The oral mucosa in the mouth is the area of the body where the autoimmune reaction most frequently occurs, leading to desquamative gingivitis, or gum sores. Areas of the mucous membrane in other parts of the body, such as the sinuses, genitals, anus, and cornea, can also be impacted in more severe cases. Blindness may occur as a result of repeated scarring to the cornea of the eye. Ecological, emotional, and mental shifts have a significant negative impact on our bodies, particularly our immune systems. This stress makes the immune system behave unnaturally, even in the simple, innocent body.
Cicatricial pemphigus can be diagnosed, typically based on clinical presentation. As a chronic vesiculobullous condition, flaccid bullae that rupture and leave behind non-healing erosions can be clearly seen. Positive signs of the Nikolsky and Bulla spreads are observed. Oral erosions that hurt can be seen. Tzanck smear, histological, and immunopathological tests can all be used for confirmation.
Homeopathic Treatment for the disease:
Conventional medicine cannot cure cicatricial pemphigus; it can only provide temporary relief. However, homeopathic medicine can rectify the dysfunction at the mental, emotional, and psychological levels as well as the fundamental triggering factors. Homeopathic treatments including Arsenic album, Sulphur, Natrum muriaticum, Apis Mellifica, Borax, Thuja occidentalis, and Kali chloratum have been discovered to be quite effective at treating the disease’s disordered immunity, which is considered to be its primary cause.
The length of the treatment depends on how long the patient has been ill.

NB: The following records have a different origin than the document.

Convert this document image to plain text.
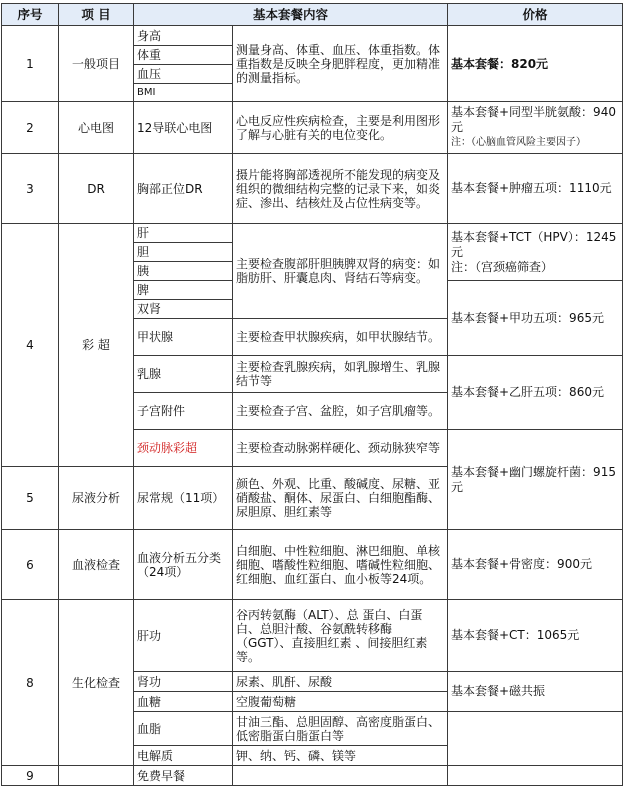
序号	项 目	基本套餐内容		价格
1	一般项目	身高	测量身高、体重、血压、体重指数。体重指数是反映全身肥胖程度，更加精准的测量指标。	基本套餐：820元
		体重		
		血压		
		BMI		
2	心电图	12导联心电图	心电反应性疾病检查，主要是利用图形了解与心脏有关的电位变化。	基本套餐+同型半胱氨酸：940元
注：（心脑血管风险主要因子）

3	DR	胸部正位DR	摄片能将胸部透视所不能发现的病变及组织的微细结构完整的记录下来，如炎症、渗出、结核灶及占位性病变等。	基本套餐+肿瘤五项：1110元
4	彩 超	肝	主要检查腹部肝胆胰脾双肾的病变：如脂肪肝、肝囊息肉、肾结石等病变。	基本套餐+TCT（HPV）：1245元
注：（宫颈癌筛查）

		胆		
		胰		
		脾		基本套餐+甲功五项：965元
		双肾		
		甲状腺	主要检查甲状腺疾病，如甲状腺结节。	
		乳腺	主要检查乳腺疾病，如乳腺增生、乳腺结节等	基本套餐+乙肝五项：860元
		子宫附件	主要检查子宫、盆腔，如子宫肌瘤等。	
		颈动脉彩超	主要检查动脉粥样硬化、颈动脉狭窄等	基本套餐+幽门螺旋杆菌：915元
5	尿液分析	尿常规（11项）	颜色、外观、比重、酸碱度、尿糖、亚硝酸盐、酮体、尿蛋白、白细胞酯酶、尿胆原、胆红素等	
6	血液检查	血液分析五分类（24项）	白细胞、中性粒细胞、淋巴细胞、单核细胞、嗜酸性粒细胞、嗜碱性粒细胞、红细胞、血红蛋白、血小板等24项。	基本套餐+骨密度：900元
8	生化检查	肝功	谷丙转氨酶（ALT）、总 蛋白、白蛋白、总胆汁酸、谷氨酰转移酶（GGT）、直接胆红素 、间接胆红素等。	基本套餐+CT：1065元
		肾功	尿素、肌酐、尿酸	基本套餐+磁共振
		血糖	空腹葡萄糖	
		血脂	甘油三酯、总胆固醇、高密度脂蛋白、低密脂蛋白脂蛋白等	
		电解质	钾、纳、钙、磷、镁等	
9		免费早餐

The length of the required treatment depends on how chronic the condition is. If steroids were administered for a longer amount of time during the initial treatment, the result is a complex disease that is difficult to manage. Compared to oral lichen planus, lichen planus of the scalp, and lichen planus of the genitalia, skin lichen planus is generally easier to treat. Some of the basic functions of homeopathic remedies are:
- Arsenic album. symptoms include eruption and papular skin that is dry, rough, and itchy. insulting discharge. Skin epithelioma.
- Bufo Rana. Layers of skin with lost sensation, suppuration, and pustules from even the smallest wounds. Pemphigus.Bullae that break open and exude an ichorous fluid and leave a rough surface. Blistering on the soles and palms. the burning and itching.

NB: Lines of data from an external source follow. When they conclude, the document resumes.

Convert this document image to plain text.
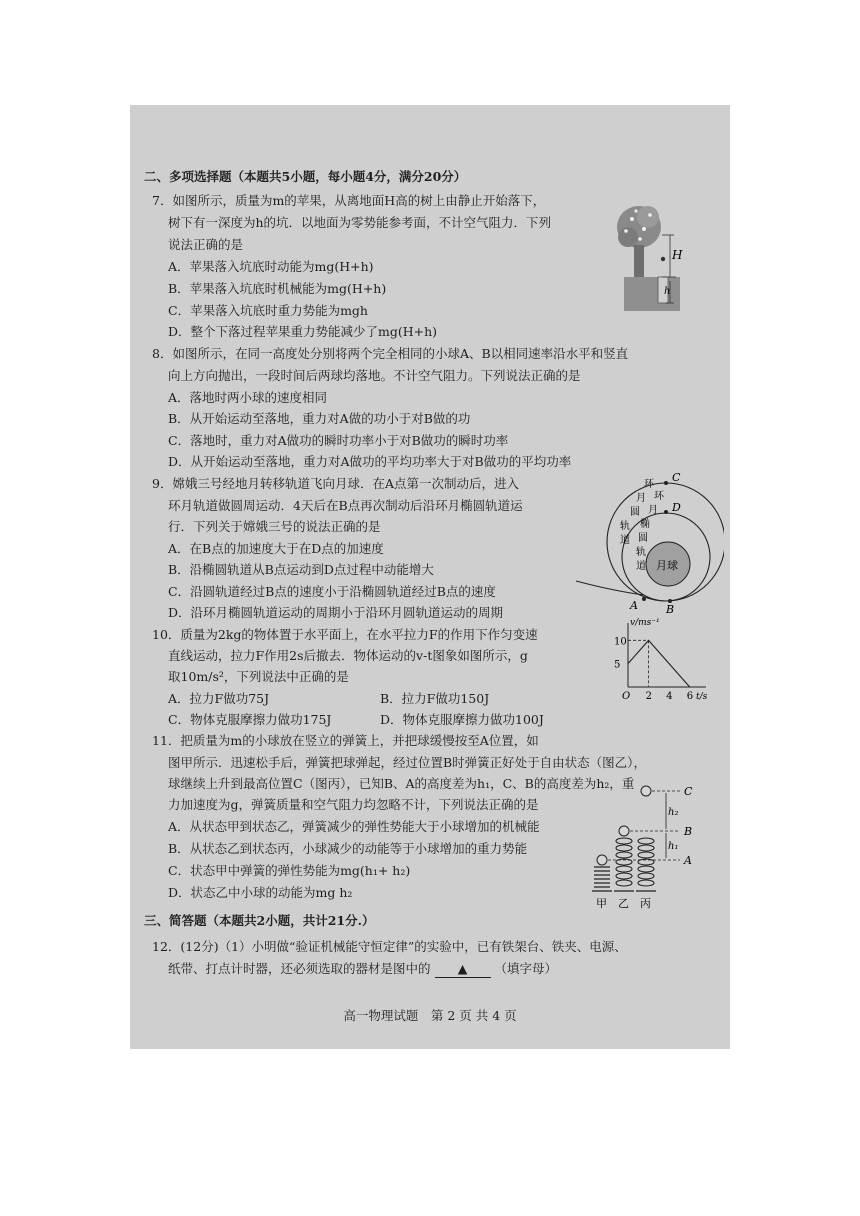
二、多项选择题（本题共5小题，每小题4分，满分20分）
7．如图所示，质量为m的苹果，从离地面H高的树上由静止开始落下，
树下有一深度为h的坑．以地面为零势能参考面，不计空气阻力．下列
说法正确的是
A．苹果落入坑底时动能为mg(H+h)
B．苹果落入坑底时机械能为mg(H+h)
C．苹果落入坑底时重力势能为mgh
D．整个下落过程苹果重力势能减少了mg(H+h)
H
h
8．如图所示，在同一高度处分别将两个完全相同的小球A、B以相同速率沿水平和竖直
向上方向抛出，一段时间后两球均落地。不计空气阻力。下列说法正确的是
A．落地时两小球的速度相同
B．从开始运动至落地，重力对A做的功小于对B做的功
C．落地时，重力对A做功的瞬时功率小于对B做功的瞬时功率
D．从开始运动至落地，重力对A做功的平均功率大于对B做功的平均功率
9．嫦娥三号经地月转移轨道飞向月球．在A点第一次制动后，进入
环月轨道做圆周运动．4天后在B点再次制动后沿环月椭圆轨道运
行．下列关于嫦娥三号的说法正确的是
A．在B点的加速度大于在D点的加速度
B．沿椭圆轨道从B点运动到D点过程中动能增大
C．沿圆轨道经过B点的速度小于沿椭圆轨道经过B点的速度
D．沿环月椭圆轨道运动的周期小于沿环月圆轨道运动的周期
C
D
A	B
月球
环
月
圆
轨
道
环
月
椭
圆
轨
道
10．质量为2kg的物体置于水平面上，在水平拉力F的作用下作匀变速
直线运动，拉力F作用2s后撤去．物体运动的v-t图象如图所示，g
取10m/s²，下列说法中正确的是
A．拉力F做功75J	B．拉力F做功150J
C．物体克服摩擦力做功175J	D．物体克服摩擦力做功100J
O 2 4 6
5
10
t/s
v/ms⁻¹
11．把质量为m的小球放在竖立的弹簧上，并把球缓慢按至A位置，如
图甲所示．迅速松手后，弹簧把球弹起，经过位置B时弹簧正好处于自由状态（图乙），
球继续上升到最高位置C（图丙），已知B、A的高度差为h₁，C、B的高度差为h₂，重
力加速度为g，弹簧质量和空气阻力均忽略不计，下列说法正确的是
A．从状态甲到状态乙，弹簧减少的弹性势能大于小球增加的机械能
B．从状态乙到状态丙，小球减少的动能等于小球增加的重力势能
C．状态甲中弹簧的弹性势能为mg(h₁+ h₂)
D．状态乙中小球的动能为mg h₂
C
B
A
h₂
h₁
甲 乙 丙
三、简答题（本题共2小题，共计21分.）
12．(12分)（1）小明做“验证机械能守恒定律”的实验中，已有铁架台、铁夹、电源、
纸带、打点计时器，还必须选取的器材是图中的 ▲ （填字母）
高一物理试题　第 2 页 共 4 页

- Caltha palustris. A ring surrounds the bullae. Numerous itches. Face significantly enlarged, particularly around the eyes. A rash of itching on the thighs. Pustules.
- The ranunculus bulb has been used to treat pemphigus and vesicular eruptions. Intensive itching and burning, worsened by contact. brittle excrescences. palm outbreak resembling a blister. eruption with pustules and vesicles. horny surface. Palm and fingertip skin is chapped.
- Pemphigus ranunculus sceleratus helps to overcome vesicular eruption that frequently produces sizable blisters. Exudation that is acrid and hurts the nearby tissues. pronounced dull biting ache.
- Rhus Toxicodendron is used for red, bloated, and extremely itchy. Vesicular suppurative forms, herpes vesicles, urticaria, pemphigus, and erysipelas. eczematous eruptions that burn and tend to produce scales.